"Good luck, Woody," Rocky said. "Got to leave you now. Put your foot in it whenever you can. She goes like a bomb."

"See you in about half an hour," said Tom.

Half an hour, Woody thought. This is one half hour I could do without. The three left, and he was now alone with all the other cars around him. An almost lazy silence, disturbed only by the deep beating of the cars around, settled over the starting area. Woody pushed in his clutch and put the gearshift in low. His foot kept trembling on the accelerator so that the note of his engine rose and sank. The driver in the car on his right hand side looked over at him briefly and winked. He knows how I feel anyway, Woody said to himself. All eyes were now on the plump rubber-ball figure of the starter. As usual, he had his back to the drivers. He bent down, seeming to pick up something from the track. Then, almost before Woody realized it, he had leaped into the air and brought down the starting flag.

Woody let out the clutch as if it were burning his foot and jammed down on the accelerator. There was a haze of blue smoke before his windshield, and the whole pack of cars, with him in the middle, shot forward. Two passed by him and cut in front into a space barely big enough to hold them.

"Cripes," said Woody, "that makes me third from last." He changed into second, into third, and into high, and before he knew it, there was a knot of cars braking ahead of him to get around the first bend. How he made it himself he could not recall. He got around in a screech of tires with glimpses out of the tail of his eye of other cars, inches from him, swaying and screeching around with their drivers crouched over their steering wheels.

When he was around the turn, he glanced, by instinct, into his rear-vision mirror. It showed the clear view of the track behind him. There was not a car in sight. He'd dropped to last place in the first three hundred yards.

The thought angered him.
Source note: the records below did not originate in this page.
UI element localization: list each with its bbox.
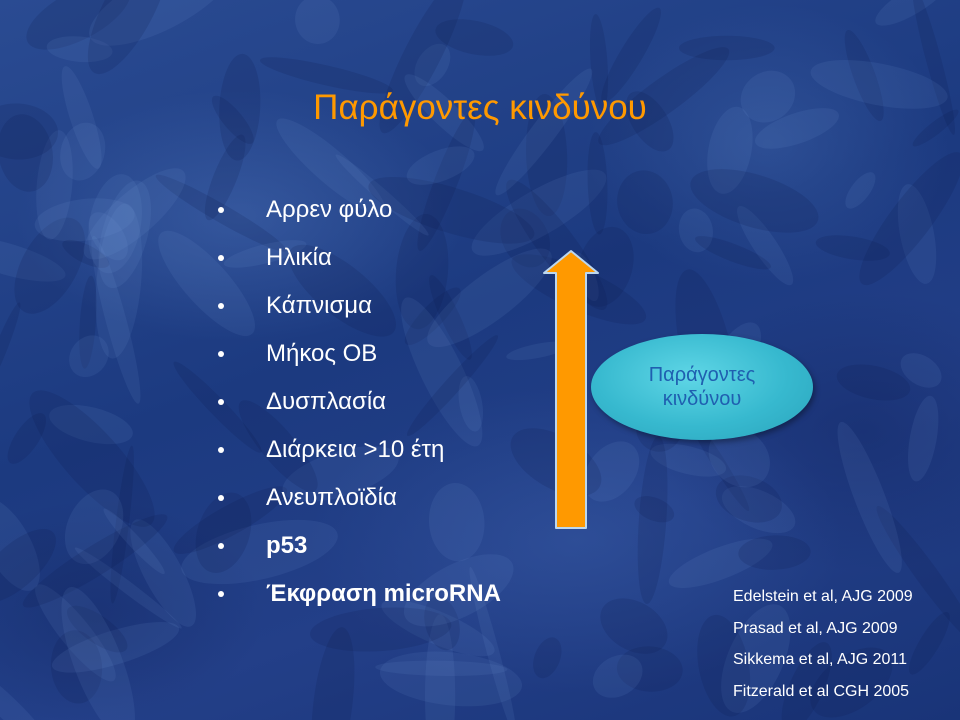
list-item [218, 240, 501, 288]
list-item-text: Δυσπλασία [266, 388, 387, 415]
list-item [218, 576, 501, 624]
texture-blot [869, 0, 954, 34]
bullet-dot-icon [218, 303, 224, 309]
reference-item: Prasad et al, AJG 2009 [733, 619, 898, 637]
bullet-dot-icon [218, 447, 224, 453]
list-item [218, 288, 501, 336]
texture-blot [586, 132, 609, 235]
bullet-dot-icon [218, 351, 224, 357]
list-item-text: Κάπνισμα [266, 292, 372, 319]
bullet-dot-icon [218, 255, 224, 261]
texture-blot [846, 141, 960, 296]
list-item [218, 432, 501, 480]
list-item-text: Διάρκεια >10 έτη [266, 436, 445, 463]
ellipse-label: Παράγοντες κινδύνου [648, 364, 756, 410]
texture-blot [0, 300, 25, 401]
risk-factor-list [218, 192, 501, 624]
list-item [218, 336, 501, 384]
texture-blot [902, 394, 943, 484]
list-item [218, 480, 501, 528]
list-item [218, 528, 501, 576]
texture-blot [0, 653, 58, 720]
reference-list [733, 584, 913, 710]
bullet-dot-icon [218, 543, 224, 549]
list-item-text: Ηλικία [266, 244, 332, 271]
texture-blot [292, 0, 343, 47]
reference-item: Edelstein et al, AJG 2009 [733, 588, 913, 605]
reference-item: Fitzerald et al CGH 2005 [733, 682, 910, 700]
list-item-text: p53 [266, 532, 308, 559]
bullet-dot-icon [218, 399, 224, 405]
list-item [218, 384, 501, 432]
bullet-dot-icon [218, 207, 224, 213]
texture-blot [840, 167, 881, 213]
bullet-dot-icon [218, 495, 224, 501]
list-item-text: Ανευπλοϊδία [266, 484, 397, 511]
texture-blot [827, 417, 913, 579]
texture-blot [528, 633, 567, 682]
list-item [218, 192, 501, 240]
reference-item: Sikkema et al, AJG 2011 [733, 651, 908, 668]
bullet-dot-icon [218, 591, 224, 597]
risk-factors-ellipse [591, 334, 813, 440]
list-item-text: Μήκος ΟΒ [266, 340, 378, 367]
list-item-text: Έκφραση microRNA [266, 580, 501, 607]
list-item-text: Αρρεν φύλο [266, 196, 393, 223]
texture-blot [612, 166, 678, 238]
slide-title: Παράγοντες κινδύνου [313, 88, 647, 127]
It angered him as much as the fact that his legs were still trembling, his mouth as dry as blotting paper, and his hands unsteady on the wheel.

He jammed his foot down on the accelerator and watched the needle of the speedometer creep up to sixty-five, then to seventy, hover there a fraction of a second, and then move on past. He grinned as he saw he was steadily overhauling two cars ahead. The stop light on one of them flashed red. Ahead were a series of S-bends. Woody remembered them from his trial runs around the track. He glanced at his speedometer. Seventy-two.

"O.K., brother," he said, "you're going too fast. But you just might make it." He entered the first S-bend abreast of the Singer that had been ahead of him. He left him behind as if the Singer were standing still. But when he brought the steering wheel over to the right for the next turn, the MG seemed to lie down on two wheels and started skittering toward a pile of hay bales. There wasn't time to change to a lower gear. Woody took his foot completely off the accelerator, and it seemed for a second as if the car were going to turn over. He was thrown hard against the side and stabbed his foot on the accelerator again. For a second the car teetered. Then the MG recovered and flashed off so close to the bales that he felt a slight thud as his nearside fender tipped the edge of one of them.

Ahead now lay two more cars. And another bend. This time Woody changed down. He revved the engine to a roar in neutral and let the clutch out hard as he slipped the gear lever over into third. The MG jerked forward, and Woody headed for a gap between the two cars in front of him. If the gap remained he could get through. But if it closed he would be flung against one car or the other. He jammed the accelerator down and crept into the gap. His front wheels were level with the driver's seat of the first car and six feet from the rear wheels of the second car.